Tuesday, August 19, 2008

Magic

Once in a while you come across writing that touches your soul. It’s rare and precious and so cries to be shared. So here I am, sharing it with the one and half people who read this space.

Shailja Patel is a Kenyan poet (a performance poet, her bio informs us) I stumbled upon in one of my frequent blog-hopping jaunts. Her one-woman performance of ‘Migritude’ in the US has got some rave reviews.

'Schilling Love', her ode to her parents in a humbling telling of an immigrant experience is honest and searingly intense.

They never said / they loved us
Those words were not / in any language / spoken by my parents
I love you honey was the dribbled caramel / of Hollywood movies / Dallas / Dynasty / where hot water gushed / at the touch of gleaming taps / electricity surged / 24 hours a day / through skyscrapers banquets obscene as the Pentagon / were mere backdrops / where emotions had no consequences words / cost nothing meant nothing would never / have to be redeemed
My parents / didn't speak / that / language

And then again,

Something / is bursting the walls of my arteries something / is pounding its way up my throat like a volcano / rising / finally / I understand / why I'm a poet
Because I was born to a law / that states / before you claim a word you steep it / in terror and shit / in hope and joy and grief / in labour endurance vision costed out / in decades of your life / you have to sweat and curse it / pray and keen it / crawl and bleed it / with the very marrow / of your bones / you have to earn / its / meaning

Read the poems here.
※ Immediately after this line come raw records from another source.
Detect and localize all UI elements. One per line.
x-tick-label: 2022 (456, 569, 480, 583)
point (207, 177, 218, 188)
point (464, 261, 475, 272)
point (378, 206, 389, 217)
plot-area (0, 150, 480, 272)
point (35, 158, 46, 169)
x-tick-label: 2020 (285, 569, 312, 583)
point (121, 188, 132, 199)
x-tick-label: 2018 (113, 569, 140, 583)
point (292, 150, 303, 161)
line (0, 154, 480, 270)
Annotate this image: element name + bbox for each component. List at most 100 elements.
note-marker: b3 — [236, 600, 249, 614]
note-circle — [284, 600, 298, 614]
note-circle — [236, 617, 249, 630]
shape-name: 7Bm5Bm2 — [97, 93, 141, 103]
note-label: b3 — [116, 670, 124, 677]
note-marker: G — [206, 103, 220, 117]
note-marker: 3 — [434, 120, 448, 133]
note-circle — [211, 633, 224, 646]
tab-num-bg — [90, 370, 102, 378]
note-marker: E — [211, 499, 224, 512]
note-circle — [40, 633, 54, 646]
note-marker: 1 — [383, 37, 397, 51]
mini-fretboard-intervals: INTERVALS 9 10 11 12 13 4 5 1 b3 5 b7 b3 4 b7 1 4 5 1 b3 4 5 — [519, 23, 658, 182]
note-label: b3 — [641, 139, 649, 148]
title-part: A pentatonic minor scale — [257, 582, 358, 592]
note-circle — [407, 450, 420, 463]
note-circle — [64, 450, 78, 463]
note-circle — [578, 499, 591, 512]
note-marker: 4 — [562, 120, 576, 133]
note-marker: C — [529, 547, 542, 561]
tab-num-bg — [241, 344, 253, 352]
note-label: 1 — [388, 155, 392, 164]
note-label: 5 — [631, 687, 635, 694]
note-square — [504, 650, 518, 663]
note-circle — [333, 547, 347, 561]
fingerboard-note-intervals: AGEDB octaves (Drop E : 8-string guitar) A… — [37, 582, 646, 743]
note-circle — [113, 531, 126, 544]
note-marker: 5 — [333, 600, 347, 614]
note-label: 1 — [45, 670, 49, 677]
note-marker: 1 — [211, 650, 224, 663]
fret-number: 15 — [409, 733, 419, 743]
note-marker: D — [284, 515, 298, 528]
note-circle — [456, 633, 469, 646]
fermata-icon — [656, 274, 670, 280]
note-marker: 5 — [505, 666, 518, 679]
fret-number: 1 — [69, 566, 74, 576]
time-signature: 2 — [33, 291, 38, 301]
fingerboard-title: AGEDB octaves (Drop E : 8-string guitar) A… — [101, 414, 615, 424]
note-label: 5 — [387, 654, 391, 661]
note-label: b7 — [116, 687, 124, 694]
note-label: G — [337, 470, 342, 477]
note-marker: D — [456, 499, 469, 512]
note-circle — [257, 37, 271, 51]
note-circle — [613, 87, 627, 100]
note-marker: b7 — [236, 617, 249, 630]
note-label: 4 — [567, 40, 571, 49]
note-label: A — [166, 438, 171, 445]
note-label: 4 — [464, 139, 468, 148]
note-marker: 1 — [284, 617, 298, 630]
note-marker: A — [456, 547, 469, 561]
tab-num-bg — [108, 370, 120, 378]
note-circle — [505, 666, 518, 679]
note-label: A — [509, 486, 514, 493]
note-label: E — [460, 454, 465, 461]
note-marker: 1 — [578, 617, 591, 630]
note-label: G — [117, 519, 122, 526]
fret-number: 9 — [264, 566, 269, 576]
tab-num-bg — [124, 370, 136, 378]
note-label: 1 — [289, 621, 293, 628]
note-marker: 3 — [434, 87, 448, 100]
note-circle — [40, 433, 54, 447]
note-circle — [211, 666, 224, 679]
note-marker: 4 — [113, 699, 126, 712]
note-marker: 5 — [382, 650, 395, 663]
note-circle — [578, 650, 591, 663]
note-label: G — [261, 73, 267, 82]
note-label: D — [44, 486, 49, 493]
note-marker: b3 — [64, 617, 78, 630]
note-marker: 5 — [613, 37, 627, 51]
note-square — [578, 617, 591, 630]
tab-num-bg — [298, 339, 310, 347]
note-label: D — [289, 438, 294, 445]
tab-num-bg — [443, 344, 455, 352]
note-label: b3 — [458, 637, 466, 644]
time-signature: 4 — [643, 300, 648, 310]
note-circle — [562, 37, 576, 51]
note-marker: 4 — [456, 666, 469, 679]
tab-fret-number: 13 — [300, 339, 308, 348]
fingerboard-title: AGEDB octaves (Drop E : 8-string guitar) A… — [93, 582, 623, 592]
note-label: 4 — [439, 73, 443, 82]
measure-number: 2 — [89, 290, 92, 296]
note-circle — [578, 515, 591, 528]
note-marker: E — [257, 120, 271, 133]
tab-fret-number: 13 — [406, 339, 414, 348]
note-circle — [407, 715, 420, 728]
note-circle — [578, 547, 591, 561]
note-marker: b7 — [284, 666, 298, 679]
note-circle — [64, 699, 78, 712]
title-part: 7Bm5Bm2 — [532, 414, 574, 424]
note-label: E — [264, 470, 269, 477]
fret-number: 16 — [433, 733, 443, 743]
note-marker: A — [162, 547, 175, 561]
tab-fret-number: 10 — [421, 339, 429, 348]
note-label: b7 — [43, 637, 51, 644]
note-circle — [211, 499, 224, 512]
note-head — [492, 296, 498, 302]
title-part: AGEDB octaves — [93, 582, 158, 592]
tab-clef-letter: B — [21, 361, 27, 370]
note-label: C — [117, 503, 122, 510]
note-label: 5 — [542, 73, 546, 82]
And check out her blog. Magical!

Thursday, August 07, 2008

Earliest memories


Splashing around while being bathed, taking great care to not look up at a big round black hole in the ceiling. A hole that was threatening and scary and led into a nightmarish unknown. A strange memory, because my mother does not remember the terrifying hole. Maybe it was imagined, but the feeling of fear it engendered in me was not and is vivid still.


A grey frizzy-haired teacher in a frock. Rapping my knuckles with a pencil, for some alphabet-writing that went wrong. God bless her, wherever she is, my nursery teacher. The alphabets she taught me have given me immeasurable joy ever since.


Carrying a neighbour’s baby brother and inadvertently dropping him to the floor. And being frozen with fear and guilt, with everyone around looking at me as if at an evil witch. Babies have never endeared themselves to me since then.


For a tag by Musings

Wednesday, August 06, 2008

Joys

The warmth of a cozy bed

A loved body nestled close

Stretching out time just a little bit

And a lazy interlude in a busy day


Green red and yellow beneath my knife

A heady leafy smell on my fingertips

The whirr of grinding spices

And the timeless act of everyday creation


The giddy tang of a sweaty body

Ache of muscles unused

Racing heartbeats pumped up blood

And body and mind pulsing to a perfect place


Words that strike a chord stop your breath

Hold you beyond time and place

Quiet evenings lost in alien worlds

And language more real than life itself


Silent conversations stolen moments

Gateways to buried thoughts

Introspective questions contemplation

And the joys of hushed solitude.

Tuesday, August 05, 2008

Shorts II

Stories


The gritty wet city was rich with a million stories. Clandestine love under the bright blue umbrella; the giggling schoolgirls postponing the inevitable homework in front of shop windows; the drunk outside the seedy country liquor bar wasting a perfectly good life; harried working women with plastic bags hurrying home to be superwomen; the earnest man with an umbrella getting wet in the rain trying to keep his indifferent girlfriend dry. The gleam of the street lights on the puddles on the roads had an outlandish beauty. Even the lines of traffic had a kind of symmetry to them. The poetry in the city night was there for all those capable of seeing. It broke her heart that he was not one of them.

Longing


She is stunning in a way that makes him breathless. And the beauty is tantalizingly within grasp. He can feel that instinctive primal need to possess, to make her his for the world to see. He knows he is deserving, worthy. What is he waiting for, he thinks, stretching his hand out to feel that rich silkiness. And draws back. Temptation is a superfluous stain in his middle class soul.


Desperation


Do you feel sometimes like the world was terribly alive and bursting with so many lives to be lived? And that you have only today to live them all? That the flame had to burn so brightly because it had so little time left to burn? That anything left untried was a life lived incomplete? That today nothing deserved a no even if it meant you had to pay for it with tomorrow? Is this feeling what growing old was all about?